Serious rival to Pompeii

When the first European traveler to the Maghreb, Thomas Shaw, stood in front of the ruins of Djémila in 1727, he thought he was in Roman Gemellae. In an “extensive field of ruins, in the midst of a wonderful landscape of mountains and valleys,” the English geologist discovered “beautiful ancient remains, including an old city gate and an amphitheater.” Ballu: Shaw had mixed up everything that could only be mixed up. It was not a city gate, but a Roman triumphal arch. And the supposed amphitheater was an urban stage. Besides, phonetics had played a trick on Shaw.

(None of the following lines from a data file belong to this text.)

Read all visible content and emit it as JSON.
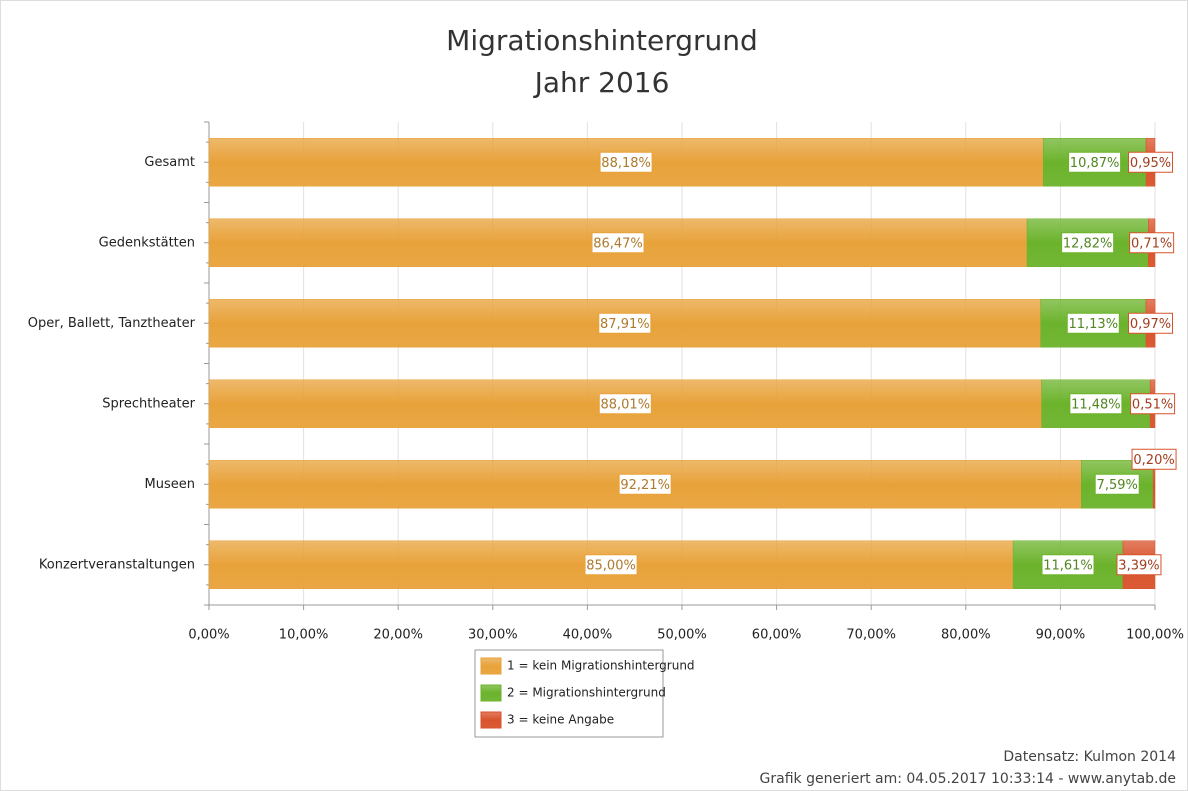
{
  "chart_data": {
    "type": "stacked-bar-horizontal",
    "title": "Migrationshintergrund",
    "subtitle": "Jahr 2016",
    "categories": [
      "Gesamt",
      "Gedenkstätten",
      "Oper, Ballett, Tanztheater",
      "Sprechtheater",
      "Museen",
      "Konzertveranstaltungen"
    ],
    "series": [
      {
        "name": "1 = kein Migrationshintergrund",
        "color": "#e8a23a",
        "values": [
          88.18,
          86.47,
          87.91,
          88.01,
          92.21,
          85.0
        ],
        "value_labels": [
          "88,18%",
          "86,47%",
          "87,91%",
          "88,01%",
          "92,21%",
          "85,00%"
        ]
      },
      {
        "name": "2 = Migrationshintergrund",
        "color": "#6cb32c",
        "values": [
          10.87,
          12.82,
          11.13,
          11.48,
          7.59,
          11.61
        ],
        "value_labels": [
          "10,87%",
          "12,82%",
          "11,13%",
          "11,48%",
          "7,59%",
          "11,61%"
        ]
      },
      {
        "name": "3 = keine Angabe",
        "color": "#d8532b",
        "values": [
          0.95,
          0.71,
          0.97,
          0.51,
          0.2,
          3.39
        ],
        "value_labels": [
          "0,95%",
          "0,71%",
          "0,97%",
          "0,51%",
          "0,20%",
          "3,39%"
        ]
      }
    ],
    "xlim": [
      0,
      100
    ],
    "xticks": [
      {
        "value": 0,
        "label": "0,00%"
      },
      {
        "value": 10,
        "label": "10,00%"
      },
      {
        "value": 20,
        "label": "20,00%"
      },
      {
        "value": 30,
        "label": "30,00%"
      },
      {
        "value": 40,
        "label": "40,00%"
      },
      {
        "value": 50,
        "label": "50,00%"
      },
      {
        "value": 60,
        "label": "60,00%"
      },
      {
        "value": 70,
        "label": "70,00%"
      },
      {
        "value": 80,
        "label": "80,00%"
      },
      {
        "value": 90,
        "label": "90,00%"
      },
      {
        "value": 100,
        "label": "100,00%"
      }
    ],
    "grid": true,
    "legend": "bottom",
    "annotations": [
      "Datensatz: Kulmon 2014",
      "Grafik generiert am: 04.05.2017 10:33:14 - www.anytab.de"
    ]
  }
}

“The excavations are promising. Pompeii will soon have another great rival, ”wrote Albert Ballu in 1921 in his report on the well-preserved ruined city in Little Kabylia. The triangle of the mouth of two deeply dug gorges – in the northwest of the Oued Guergour and in the east of the Oued Bétame – created its strategic location. From there, the Roman veterans, who founded a colony in a small Berber village under Emperor Nerva and Emperor Trajan, could easily cross the roads from Citra (now Constantine) to Sitifis (Sétif) and those from the port of Igilgilis (Jijel) to the administrative center of the Numandia, Lambaesis (Tazzoul Lambèse), guard. The favorable location promoted trade. The fertile soil attracted additional residents, so the city grew considerably. Until the end of the 2nd

The simple houses of the veterans gave way to the lavish villas of the rich oligarchy. Cobbled streets, wells, sewers – the city soon had the infrastructure that was common in the Roman Empire. A theater was built next to the forum and the Capitol, the stage adorned with niches and columns can still be admired today. The triumphal arch has towered over the city’s most important street since 216.

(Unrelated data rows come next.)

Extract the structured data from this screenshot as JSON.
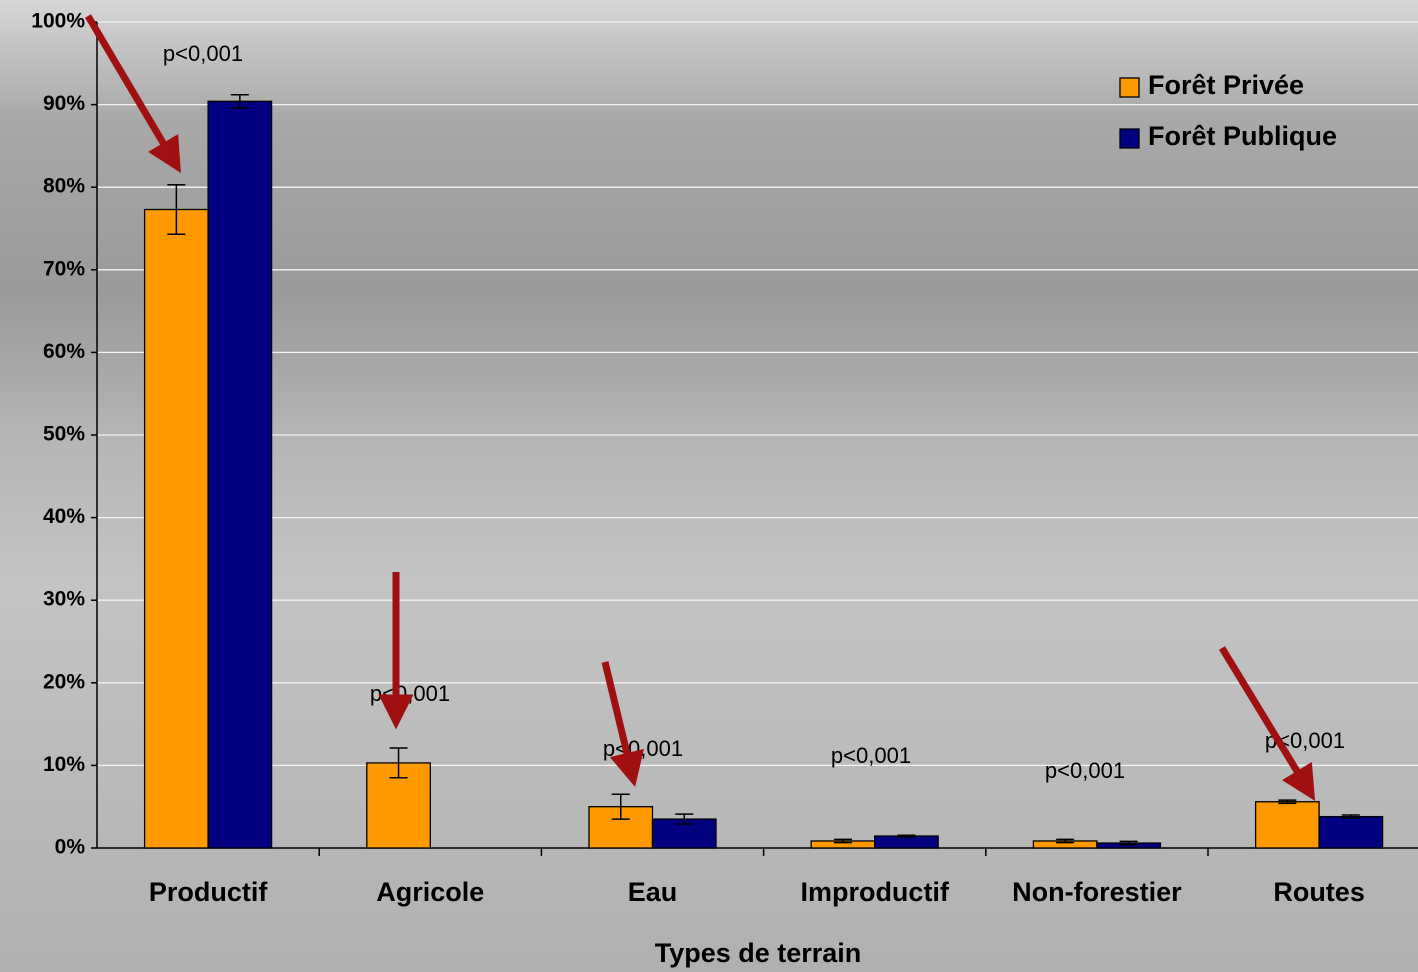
{
  "chart_data": {
    "type": "bar",
    "x_label": "Types de terrain",
    "categories": [
      "Productif",
      "Agricole",
      "Eau",
      "Improductif",
      "Non-forestier",
      "Routes"
    ],
    "series": [
      {
        "name": "Forêt Privée",
        "color": "#ff9900",
        "values": [
          77.3,
          10.3,
          5.0,
          0.85,
          0.85,
          5.6
        ],
        "errors": [
          3.0,
          1.8,
          1.5,
          0.2,
          0.2,
          0.2
        ]
      },
      {
        "name": "Forêt Publique",
        "color": "#000080",
        "values": [
          90.4,
          0,
          3.5,
          1.45,
          0.6,
          3.8
        ],
        "errors": [
          0.8,
          0,
          0.6,
          0.1,
          0.2,
          0.2
        ]
      }
    ],
    "ylim": [
      0,
      100
    ],
    "yticks": [
      {
        "value": 0,
        "label": "0%"
      },
      {
        "value": 10,
        "label": "10%"
      },
      {
        "value": 20,
        "label": "20%"
      },
      {
        "value": 30,
        "label": "30%"
      },
      {
        "value": 40,
        "label": "40%"
      },
      {
        "value": 50,
        "label": "50%"
      },
      {
        "value": 60,
        "label": "60%"
      },
      {
        "value": 70,
        "label": "70%"
      },
      {
        "value": 80,
        "label": "80%"
      },
      {
        "value": 90,
        "label": "90%"
      },
      {
        "value": 100,
        "label": "100%"
      }
    ],
    "grid": true,
    "legend": "top-right",
    "annotations": [
      "p<0,001",
      "p<0,001",
      "p<0,001",
      "p<0,001",
      "p<0,001",
      "p<0,001"
    ]
  }
}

High up on a hill is the most important temple of pre-Christian times, which was dedicated to the Gens Septimia, an African dynasty whose family members already held high offices in Rome during the time of Emperor Trajan. A monumental staircase leads up to the well-preserved columned structure – testimony to the faithful devotion of the Romanized Africans turned into stone.

During the reign of Valentinian I, who at the beginning of the second half of the 4th century directed the fortunes of Rome together with his brother Valens, the Christian community, which defied the persecution for decades, built the last important building in the city, the basilica. The crypt, apse and remains of the columns that separate the 16-meter-long main nave from two side aisles have been preserved to this day. The geometric floor mosaic in shades of blue and green bears witness to the city’s last bloom, which was forgotten in the 5th century after it was conquered by the vandals.

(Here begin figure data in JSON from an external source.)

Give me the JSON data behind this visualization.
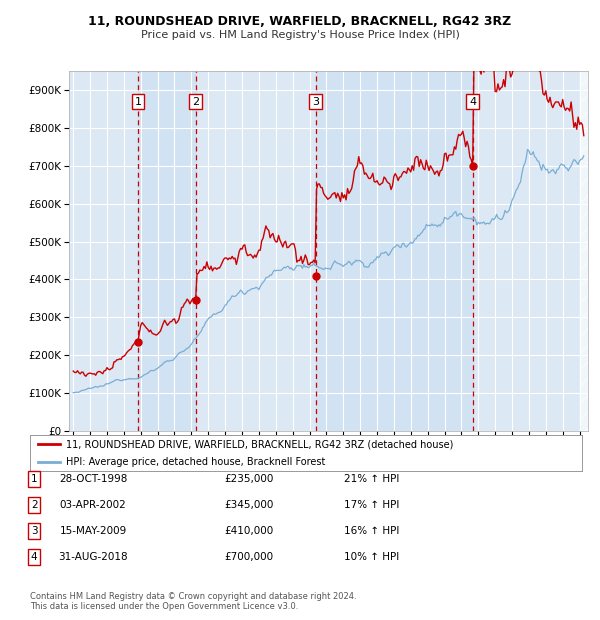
{
  "title1": "11, ROUNDSHEAD DRIVE, WARFIELD, BRACKNELL, RG42 3RZ",
  "title2": "Price paid vs. HM Land Registry's House Price Index (HPI)",
  "ylim": [
    0,
    950000
  ],
  "xlim_start": 1994.75,
  "xlim_end": 2025.5,
  "plot_bg_color": "#dce9f5",
  "fig_bg_color": "#ffffff",
  "grid_color": "#ffffff",
  "sales": [
    {
      "label": "1",
      "date_num": 1998.83,
      "price": 235000,
      "date_str": "28-OCT-1998",
      "pct": "21%"
    },
    {
      "label": "2",
      "date_num": 2002.25,
      "price": 345000,
      "date_str": "03-APR-2002",
      "pct": "17%"
    },
    {
      "label": "3",
      "date_num": 2009.37,
      "price": 410000,
      "date_str": "15-MAY-2009",
      "pct": "16%"
    },
    {
      "label": "4",
      "date_num": 2018.66,
      "price": 700000,
      "date_str": "31-AUG-2018",
      "pct": "10%"
    }
  ],
  "legend_line1": "11, ROUNDSHEAD DRIVE, WARFIELD, BRACKNELL, RG42 3RZ (detached house)",
  "legend_line2": "HPI: Average price, detached house, Bracknell Forest",
  "footer1": "Contains HM Land Registry data © Crown copyright and database right 2024.",
  "footer2": "This data is licensed under the Open Government Licence v3.0.",
  "red_color": "#cc0000",
  "blue_color": "#7aadd4",
  "shade_color": "#c8ddf0"
}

A few centuries later, the mighty walls of the former Roman barracks were once again to serve the fight against the rebellious Berbers. On May 15, 1839, the French army occupied Djémila. One of the landmarks of the lost Cuicul, the triumphal arch, almost fell victim to the glory of the commander of the 1st Division of the Expeditionary Corps, the Count of Orléans. The plan to use it to decorate a “square in honor of the French army in Africa” ​​aroused great interest from the count’s brother, the “citizen king” Louis Philippe. Three years later, when everything was ready for the transfer, the father of the idea died unexpectedly.